Here is what the deputy governor of the central bank of China recently said about what China would like to see with regard to a world reserve currency. BTW, I have no way of knowing if their central bankers lie as readily as Western central bankers…my guess is yes, they do. There is a pdf link but this link is not pdf…
Chinese Central Bank Outlines Plan To Ditch The Dollar As The Yuan’s Peg
“Hu Xiaolian, deputy governor at the Chinese central bank, has released a paper which suggests it’s soon time for China to peg the yuan to a basket of foreign currencies, rather than the U.S. dollar alone.
This especially makes sense for China given that, going forward, the U.S. might not [be] the voracious consumer it once was. Thus tying itself at the hip to the dollar might not be as useful as it was before.
“Compared with pegging to a single currency, the exchange rate regime with reference to a basket of currencies will help adjust exports and imports, current account, and balance of payment in a more effective manner. It has two-way movements of exchange rate. The RMB exchange rate has been basically stable at an adaptive and balanced level though it may fluctuate in both ways against any particular single currency.”
Read more: http://www.businessinsider.com/china-yuan-currency-basket-change-2010-7#ixzz0wDXAKh1K
Yves Smith: “Narrowly, they succeeded too well, since the dollar overshot on the downside.”
I’ve often heard this, but don’t understand it. We never went into trade surplus, so how did the dollar undershoot?
“More broadly, the measure was a partial remedy. US imports from Japan did fall markedly, but US companies did not increase their penetration of Japanese markets as hoped …”
So what? The US multilateral deficit matters more to us than any bilateral deficit. IIRC the Plaza Accord took us from 4% trade deficit to 0.5%. Good enough. It would be a blessing now.
“If China does not act, and the deficit next month is ugly, expect protectionist sabre rattling …”
Is it protectionist to take action against a country that’s horribly protectionist?
Violence against the violent is yet still vilence.
So..yes, it is still protectionism.
That word is not a prejorative, by the way.
“Violence against the violent is yet still violence.”
Rather than get caught up in a discussion of the ethics of such a situation, I’ll just note that adjusting exchange rates isn’t violence. Bonus points if it’s done in a controlled manner that lets both countries adjust.
“So..yes, it is still protectionism. That word is not a pejorative, by the way.”
The way ‘protectionist’ is used in contemporary political/economic discourse, it’s maybe half a step above ‘terrorist’.
Violence, and pejorative, correcting my comment
It’s not the exchange rate, it’s the fact that they hoard US dollars. That’s money they could be spending in the US, on goods produced in the US, bolstering the US economy. Instead that money is used to enforce the trade imbalance.

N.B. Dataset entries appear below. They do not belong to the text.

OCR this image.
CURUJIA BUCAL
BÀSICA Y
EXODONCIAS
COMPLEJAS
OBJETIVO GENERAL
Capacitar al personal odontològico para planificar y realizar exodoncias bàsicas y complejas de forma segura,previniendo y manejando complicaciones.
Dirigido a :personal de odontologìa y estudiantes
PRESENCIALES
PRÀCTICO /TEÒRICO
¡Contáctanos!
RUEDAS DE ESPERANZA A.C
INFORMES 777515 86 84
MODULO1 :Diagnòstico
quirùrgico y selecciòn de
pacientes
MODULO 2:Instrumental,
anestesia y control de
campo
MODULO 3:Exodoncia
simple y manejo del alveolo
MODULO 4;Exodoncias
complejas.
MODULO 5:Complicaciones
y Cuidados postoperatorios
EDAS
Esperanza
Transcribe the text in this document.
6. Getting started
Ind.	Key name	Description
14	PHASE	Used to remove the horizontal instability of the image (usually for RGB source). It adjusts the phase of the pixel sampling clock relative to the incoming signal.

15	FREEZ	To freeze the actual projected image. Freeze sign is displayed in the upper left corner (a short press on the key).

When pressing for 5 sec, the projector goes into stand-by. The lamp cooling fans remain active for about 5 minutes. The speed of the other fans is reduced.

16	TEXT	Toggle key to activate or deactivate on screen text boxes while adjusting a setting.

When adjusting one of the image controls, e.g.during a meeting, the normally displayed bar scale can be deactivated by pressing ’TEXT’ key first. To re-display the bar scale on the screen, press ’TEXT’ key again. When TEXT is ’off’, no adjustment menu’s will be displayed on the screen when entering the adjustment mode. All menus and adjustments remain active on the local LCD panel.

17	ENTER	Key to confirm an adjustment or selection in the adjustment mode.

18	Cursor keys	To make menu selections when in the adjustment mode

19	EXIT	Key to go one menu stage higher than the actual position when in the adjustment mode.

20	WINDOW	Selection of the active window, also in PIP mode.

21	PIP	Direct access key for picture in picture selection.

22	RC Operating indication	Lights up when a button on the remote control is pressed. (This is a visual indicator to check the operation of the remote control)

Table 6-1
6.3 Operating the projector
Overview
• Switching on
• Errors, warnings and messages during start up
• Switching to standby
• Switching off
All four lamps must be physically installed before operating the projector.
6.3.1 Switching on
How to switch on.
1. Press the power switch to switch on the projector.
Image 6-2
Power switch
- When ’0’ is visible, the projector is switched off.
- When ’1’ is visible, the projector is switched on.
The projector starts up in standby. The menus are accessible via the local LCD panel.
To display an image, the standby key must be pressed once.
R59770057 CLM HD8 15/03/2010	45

By doing this, they force an increase in US Aggregate Supply, while US Aggregate Demand actually decreases, (because they hoard the dollars, and foreign goods compete abainst domestic goods.) This drives down price levels, and reduces the revenue available to US producers.
It’s hardly any wonder US producers refuse to invest in domestic production.
China has been fighting a trade war with the US for the last 10 years.
And the US is losing. The Unemployed are casualties. Idled industry, industry debt, deflation and even much of the govenment deficit, is all damage inflicted upon our economy by our trading ‘partner.’
I seem to remember that Chinese workers had a substantial wage raise some time ago after ferocious strikes. Doesn’t that have the same effects as an appreciation of the RMB?